Non redolet, sed olet, quæ redolere solet.

A translation is given below by a later writer, but Palmer in a more careless hand (yet evidently his own) states further

An easie good brings easie gaines,

But thinges of price are bought with paines.

Apparently to try his pen and his handwriting on parchment, he turned to the last page, laid the volume at right angles, and wrote, in his best and earliest style, near the margin, “Honorificabilitudinitatibus, Constantinopolis.”

This fact might hardly have been thought worth recording, but that some peculiar people, who base arguments upon half-truths, have founded an oft-repeated argument on the assertion that the only known use in literature of this long word is in “Love’s Labour’s Lost” and “The Northumberland Manuscript.” The fact has already been recorded in “Notes and Queries” (9 S. ix, 494) that the first known use in this country was in “The Complaint of Scotland,” published in St. Andrews, 1548-9, where the author (Sir John Inglis or Robert Wedderburn) classes it among the “long-tailed words” which had been used in other books. It is shown that Nash used it in his “Lenten Stuff” in 1599, but this might have been quoted from “Love’s Labour’s Lost,” and there are many later examples (“Notes and Queries,” 9 S. ix, 371).

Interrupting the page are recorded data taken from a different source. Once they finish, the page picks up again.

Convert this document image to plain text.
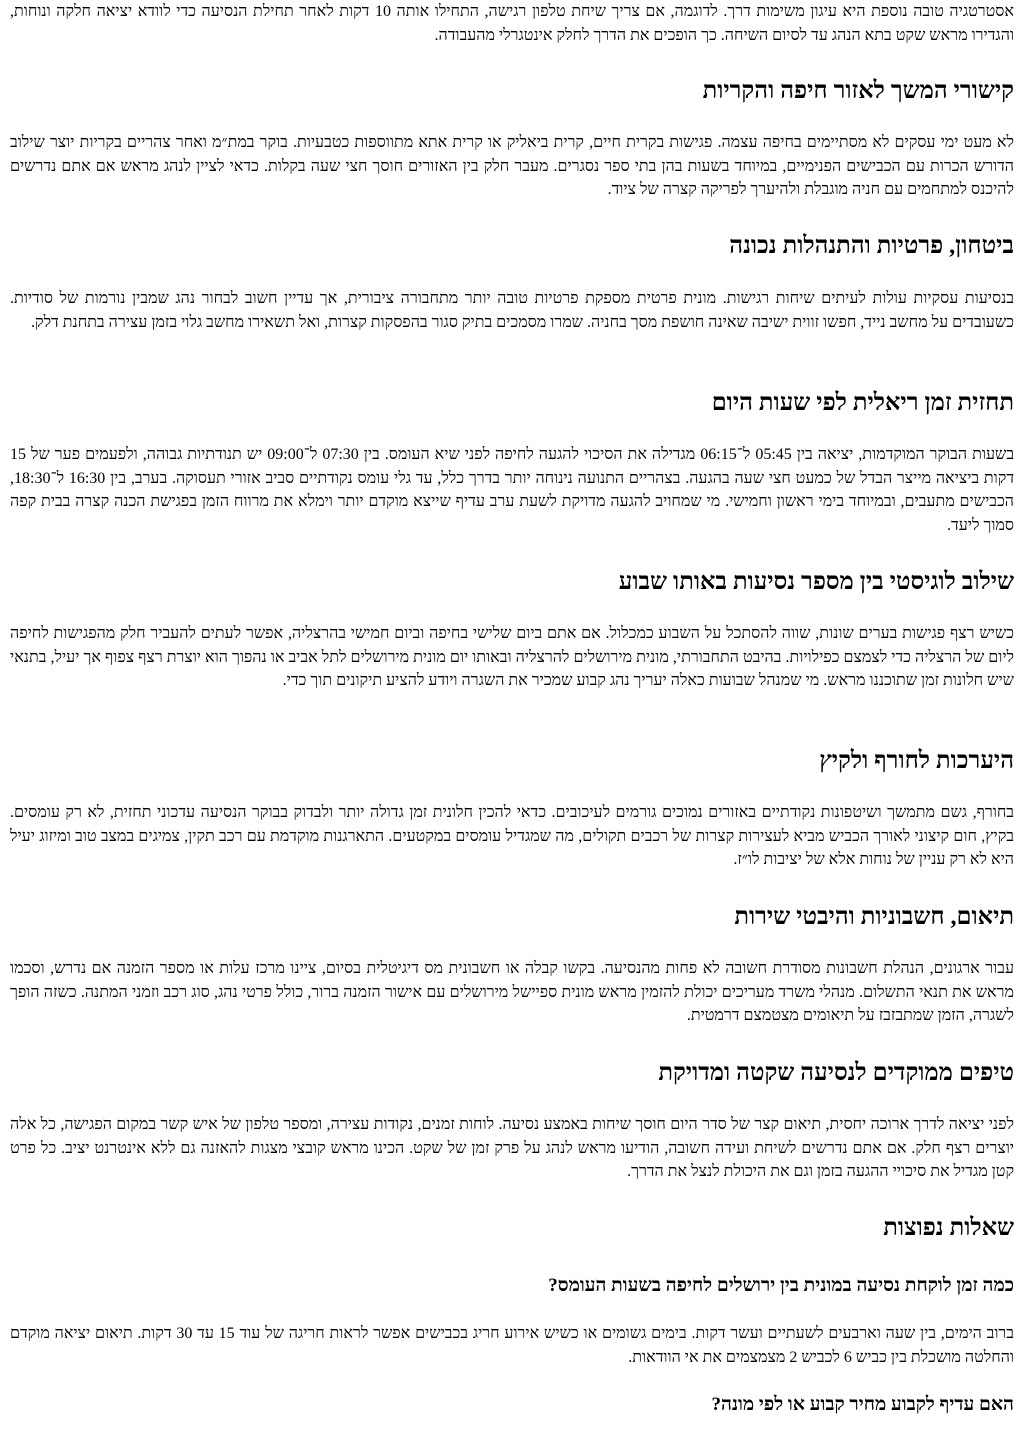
אסטרטגיה טובה נוספת היא עיגון משימות דרך. לדוגמה, אם צריך שיחת טלפון רגישה, התחילו אותה 10 דקות לאחר תחילת הנסיעה כדי לוודא יציאה חלקה ונוחות, והגדירו מראש שקט בתא הנהג עד לסיום השיחה. כך הופכים את הדרך לחלק אינטגרלי מהעבודה.

קישורי המשך לאזור חיפה והקריות

לא מעט ימי עסקים לא מסתיימים בחיפה עצמה. פגישות בקרית חיים, קרית ביאליק או קרית אתא מתווספות כטבעיות. בוקר במת״מ ואחר צהריים בקריות יוצר שילוב הדורש הכרות עם הכבישים הפנימיים, במיוחד בשעות בהן בתי ספר נסגרים. מעבר חלק בין האזורים חוסך חצי שעה בקלות. כדאי לציין לנהג מראש אם אתם נדרשים להיכנס למתחמים עם חניה מוגבלת ולהיערך לפריקה קצרה של ציוד.

ביטחון, פרטיות והתנהלות נכונה

בנסיעות עסקיות עולות לעיתים שיחות רגישות. מונית פרטית מספקת פרטיות טובה יותר מתחבורה ציבורית, אך עדיין חשוב לבחור נהג שמבין נורמות של סודיות. כשעובדים על מחשב נייד, חפשו זווית ישיבה שאינה חושפת מסך בחניה. שמרו מסמכים בתיק סגור בהפסקות קצרות, ואל תשאירו מחשב גלוי בזמן עצירה בתחנת דלק.

תחזית זמן ריאלית לפי שעות היום

בשעות הבוקר המוקדמות, יציאה בין 05:45 ל־06:15 מגדילה את הסיכוי להגעה לחיפה לפני שיא העומס. בין 07:30 ל־09:00 יש תנודתיות גבוהה, ולפעמים פער של 15 דקות ביציאה מייצר הבדל של כמעט חצי שעה בהגעה. בצהריים התנועה נינוחה יותר בדרך כלל, עד גלי עומס נקודתיים סביב אזורי תעסוקה. בערב, בין 16:30 ל־18:30, הכבישים מתעבים, ובמיוחד בימי ראשון וחמישי. מי שמחויב להגעה מדויקת לשעת ערב עדיף שייצא מוקדם יותר וימלא את מרווח הזמן בפגישת הכנה קצרה בבית קפה סמוך ליעד.

שילוב לוגיסטי בין מספר נסיעות באותו שבוע

כשיש רצף פגישות בערים שונות, שווה להסתכל על השבוע כמכלול. אם אתם ביום שלישי בחיפה וביום חמישי בהרצליה, אפשר לעתים להעביר חלק מהפגישות לחיפה ליום של הרצליה כדי לצמצם כפילויות. בהיבט התחבורתי, מונית מירושלים להרצליה ובאותו יום מונית מירושלים לתל אביב או נהפוך הוא יוצרת רצף צפוף אך יעיל, בתנאי שיש חלונות זמן שתוכננו מראש. מי שמנהל שבועות כאלה יעריך נהג קבוע שמכיר את השגרה ויודע להציע תיקונים תוך כדי.

היערכות לחורף ולקיץ

בחורף, גשם מתמשך ושיטפונות נקודתיים באזורים נמוכים גורמים לעיכובים. כדאי להכין חלונית זמן גדולה יותר ולבדוק בבוקר הנסיעה עדכוני תחזית, לא רק עומסים. בקיץ, חום קיצוני לאורך הכביש מביא לעצירות קצרות של רכבים תקולים, מה שמגדיל עומסים במקטעים. התארגנות מוקדמת עם רכב תקין, צמיגים במצב טוב ומיזוג יעיל היא לא רק עניין של נוחות אלא של יציבות לו״ז.

תיאום, חשבוניות והיבטי שירות

עבור ארגונים, הנהלת חשבונות מסודרת חשובה לא פחות מהנסיעה. בקשו קבלה או חשבונית מס דיגיטלית בסיום, ציינו מרכז עלות או מספר הזמנה אם נדרש, וסכמו מראש את תנאי התשלום. מנהלי משרד מעריכים יכולת להזמין מראש מונית ספיישל מירושלים עם אישור הזמנה ברור, כולל פרטי נהג, סוג רכב וזמני המתנה. כשזה הופך לשגרה, הזמן שמתבזבז על תיאומים מצטמצם דרמטית.

טיפים ממוקדים לנסיעה שקטה ומדויקת

לפני יציאה לדרך ארוכה יחסית, תיאום קצר של סדר היום חוסך שיחות באמצע נסיעה. לוחות זמנים, נקודות עצירה, ומספר טלפון של איש קשר במקום הפגישה, כל אלה יוצרים רצף חלק. אם אתם נדרשים לשיחת ועידה חשובה, הודיעו מראש לנהג על פרק זמן של שקט. הכינו מראש קובצי מצגות להאזנה גם ללא אינטרנט יציב. כל פרט קטן מגדיל את סיכויי ההגעה בזמן וגם את היכולת לנצל את הדרך.

שאלות נפוצות
כמה זמן לוקחת נסיעה במונית בין ירושלים לחיפה בשעות העומס?

ברוב הימים, בין שעה וארבעים לשעתיים ועשר דקות. בימים גשומים או כשיש אירוע חריג בכבישים אפשר לראות חריגה של עוד 15 עד 30 דקות. תיאום יציאה מוקדם והחלטה מושכלת בין כביש 6 לכביש 2 מצמצמים את אי הוודאות.

האם עדיף לקבוע מחיר קבוע או לפי מונה?
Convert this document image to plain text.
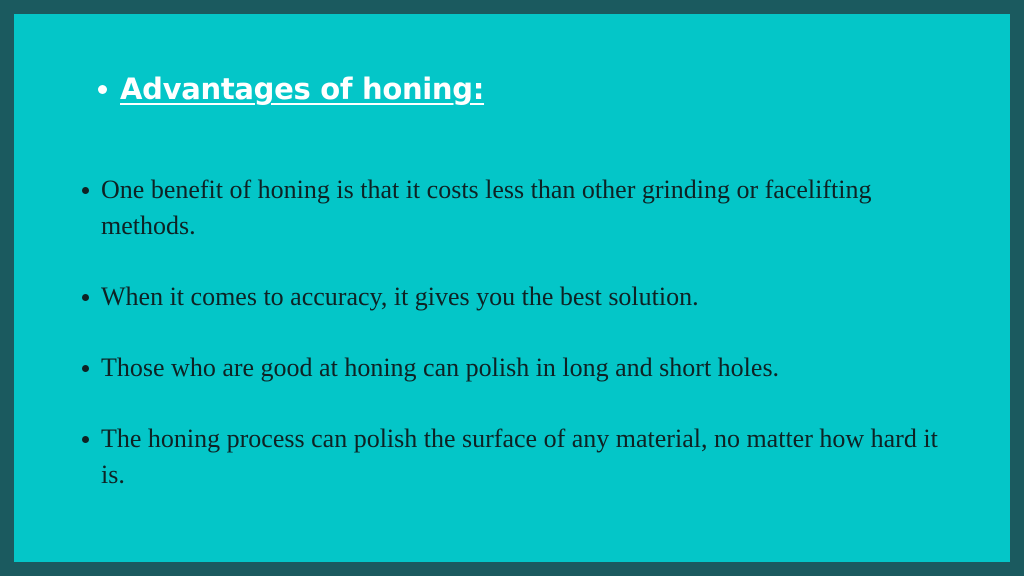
Advantages of honing:
One benefit of honing is that it costs less than other grinding or facelifting methods.
When it comes to accuracy, it gives you the best solution.
Those who are good at honing can polish in long and short holes.
The honing process can polish the surface of any material, no matter how hard it is.
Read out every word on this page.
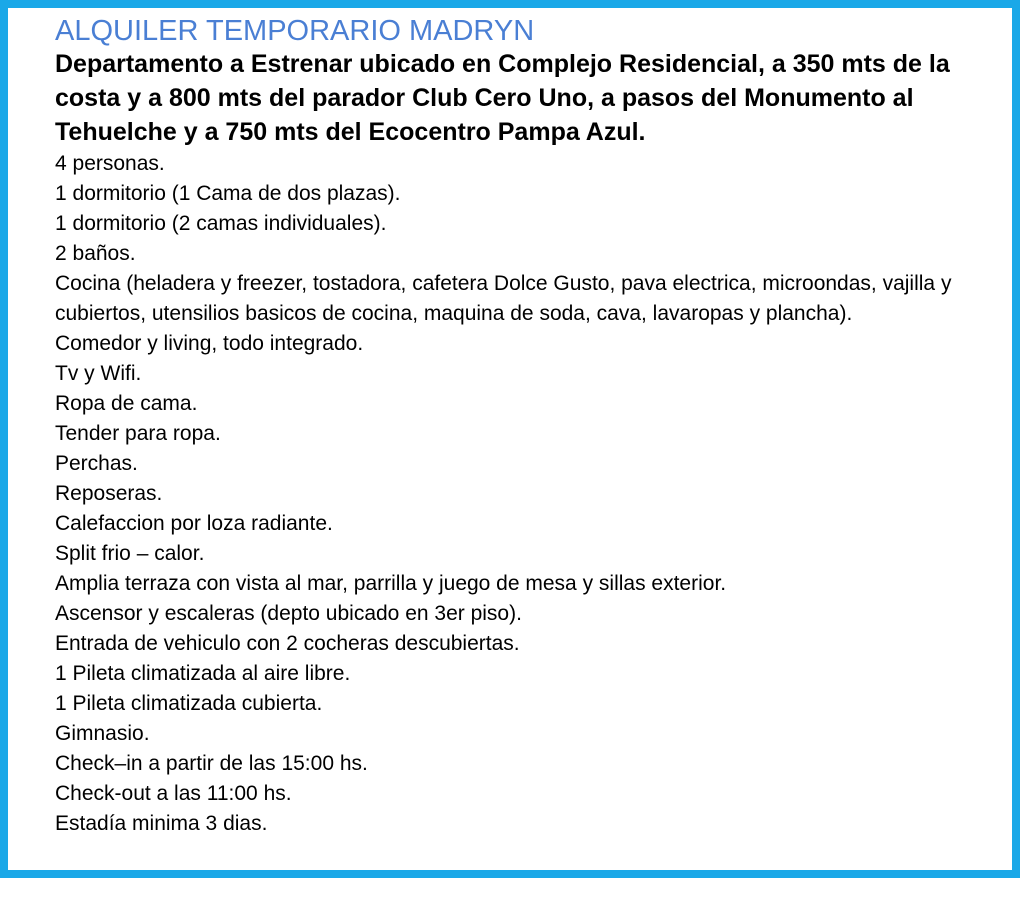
ALQUILER TEMPORARIO MADRYN

Departamento a Estrenar ubicado en Complejo Residencial, a 350 mts de la costa y a 800 mts del parador Club Cero Uno, a pasos del Monumento al Tehuelche y a 750 mts del Ecocentro Pampa Azul.

4 personas.
1 dormitorio (1 Cama de dos plazas).
1 dormitorio (2 camas individuales).
2 baños.
Cocina (heladera y freezer, tostadora, cafetera Dolce Gusto, pava electrica, microondas, vajilla y cubiertos, utensilios basicos de cocina, maquina de soda, cava, lavaropas y plancha).
Comedor y living, todo integrado.
Tv y Wifi.
Ropa de cama.
Tender para ropa.
Perchas.
Reposeras.
Calefaccion por loza radiante.
Split frio – calor.
Amplia terraza con vista al mar, parrilla y juego de mesa y sillas exterior.
Ascensor y escaleras (depto ubicado en 3er piso).
Entrada de vehiculo con 2 cocheras descubiertas.
1 Pileta climatizada al aire libre.
1 Pileta climatizada cubierta.
Gimnasio.
Check–in a partir de las 15:00 hs.
Check-out a las 11:00 hs.
Estadía minima 3 dias.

Here, however, is a case of its use in Warwickshire, under exactly the same conditions as those of the Northumberland MS. at a date earlier than that on which it had been scribbled there, and in a locality where the book and the writer were quite accessible to Shakespeare.

At the top of the same page on which the long-tailed word was inscribed, there is recorded

Collected at Pillerton Hersey towards the reliefe of Marlborough the some of eight shillinges and two pence, Aug. the 24th, 1653. Ro: Hale, Minister. Allyn Smith, John Reeve, Churchwardens.